自民党が「人権とビジネス」について提言を検討しているようだ。報道によれば、新疆ウイグル自治区などの人権状況が懸念される中国などを念頭に、企業が取引先等での人権侵害のリスクを調べて予防・対処する「人権デューディリジェンス(DD)」に焦点を当てるという。
欧州では人権DDを義務化する動きがあり、日本も企業の取り組みを進めるべく、政府として実施ガイドラインを整備することは必要だろう。その方向性に異論はない。ただし、人権DDだけを切り取って見るのではなく、人権リスク回避の観点から多角的に考える必要がある。
●米中とも恣意的運用の恐れ
今、日本企業は大きなリスクに直面している。昨年末に成立した米国のウイグル人強制労働防止法だ。強制労働を理由に新疆ウイグル自治区からの全製品の輸入を原則禁止する。企業に製品が強制労働で作られていないことを立証する「悪魔の証明」を求めるものだ。米国に輸出する日本企業も、広範な供給網の精査が必要となる。深刻なのは米国の運用が不透明で、予見不可能なことだ。昨年、ユニクロのシャツが米国の税関で差し止められた事案が典型だ。

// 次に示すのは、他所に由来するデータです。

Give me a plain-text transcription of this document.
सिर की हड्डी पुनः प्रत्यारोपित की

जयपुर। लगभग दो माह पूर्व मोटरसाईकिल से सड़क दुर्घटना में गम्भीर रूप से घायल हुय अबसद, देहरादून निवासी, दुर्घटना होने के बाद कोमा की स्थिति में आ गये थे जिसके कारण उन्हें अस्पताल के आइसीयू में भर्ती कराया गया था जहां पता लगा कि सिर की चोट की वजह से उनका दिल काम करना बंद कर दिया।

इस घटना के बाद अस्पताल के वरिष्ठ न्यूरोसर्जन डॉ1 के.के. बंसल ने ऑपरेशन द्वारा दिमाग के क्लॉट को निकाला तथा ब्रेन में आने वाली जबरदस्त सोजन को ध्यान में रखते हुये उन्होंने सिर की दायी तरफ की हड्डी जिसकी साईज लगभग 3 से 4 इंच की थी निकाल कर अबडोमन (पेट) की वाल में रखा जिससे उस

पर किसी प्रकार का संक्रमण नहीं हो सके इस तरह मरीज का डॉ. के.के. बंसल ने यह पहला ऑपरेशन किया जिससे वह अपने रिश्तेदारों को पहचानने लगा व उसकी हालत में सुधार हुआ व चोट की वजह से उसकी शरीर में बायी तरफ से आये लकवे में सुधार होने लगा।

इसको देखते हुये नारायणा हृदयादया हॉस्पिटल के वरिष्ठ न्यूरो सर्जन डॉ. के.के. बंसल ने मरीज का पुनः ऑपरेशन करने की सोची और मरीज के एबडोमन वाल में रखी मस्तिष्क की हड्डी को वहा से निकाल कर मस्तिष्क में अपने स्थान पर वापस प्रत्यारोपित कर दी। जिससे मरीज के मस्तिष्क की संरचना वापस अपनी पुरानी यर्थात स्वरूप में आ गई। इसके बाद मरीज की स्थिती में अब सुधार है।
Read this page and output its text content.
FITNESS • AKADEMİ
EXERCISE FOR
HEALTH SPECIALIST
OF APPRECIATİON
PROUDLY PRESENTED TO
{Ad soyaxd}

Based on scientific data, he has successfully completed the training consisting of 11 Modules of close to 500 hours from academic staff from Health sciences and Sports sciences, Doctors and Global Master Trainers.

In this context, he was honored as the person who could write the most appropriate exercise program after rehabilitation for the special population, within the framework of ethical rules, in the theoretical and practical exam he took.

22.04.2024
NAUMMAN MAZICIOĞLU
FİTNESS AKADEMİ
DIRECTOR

他方、中国も反外国制裁法で報復する構えだ。日本企業が人権侵害の懸念から自主的に中国企業との取引を止めれば、中国から制裁を受けかねない。まさに「前門の虎、後門の狼」の状況である。
政府は米中双方の恣意的運用から日本企業を守る対策を講じるべきだ。人権DDもそうした文脈で見るべきで、政府は米国とすり合わせて具体的な判断基準を明確に示すべきだ。ただし、それだけでは十分でない。
●「人権理由の輸出管理」を
大事なことは政府も輸出管理に乗り出すことだ。昨年の先進7カ国(G7)首脳会議では、国際的な供給網から強制労働を排除する仕組みで共同行動を取ることで合意し、「貿易政策は重要な手段」とされた。欧米はすでに輸出管理などの貿易措置を講じており、実施していないのは日本だけだ。
さらに、昨年12月のバイデン米大統領主催の「民主主義サミット」では、米国が「輸出管理・人権イニシアチブ」を発足させた。有志国で輸出管理の「行動規範づくり」をする。
問題はその支持国に日本が名を連ねていないことだ。有志国による協議には、オブザーバーではなく責任ある立場で参加すべきだ。
外務省は中国を刺激することを懸念してか、人権侵害を理由とする輸出管理に否定的だ。しかし、輸出管理は制裁と根本的に違い、中国など特定国を名指しする規制ではない。それは従来の安全保障を理由とする輸出管理と同様だ。
今回、自民党の提言では企業による人権DDに焦点を当てるようだが、いくら政府が判断基準を示しても、企業が判断する限りは、米中の狭間でリスクを負うのは企業だ。それを避けるためには政府の判断が必要だ。企業にだけ人権DDの負担と判断を求め、政府は判断しないのは責任回避だ。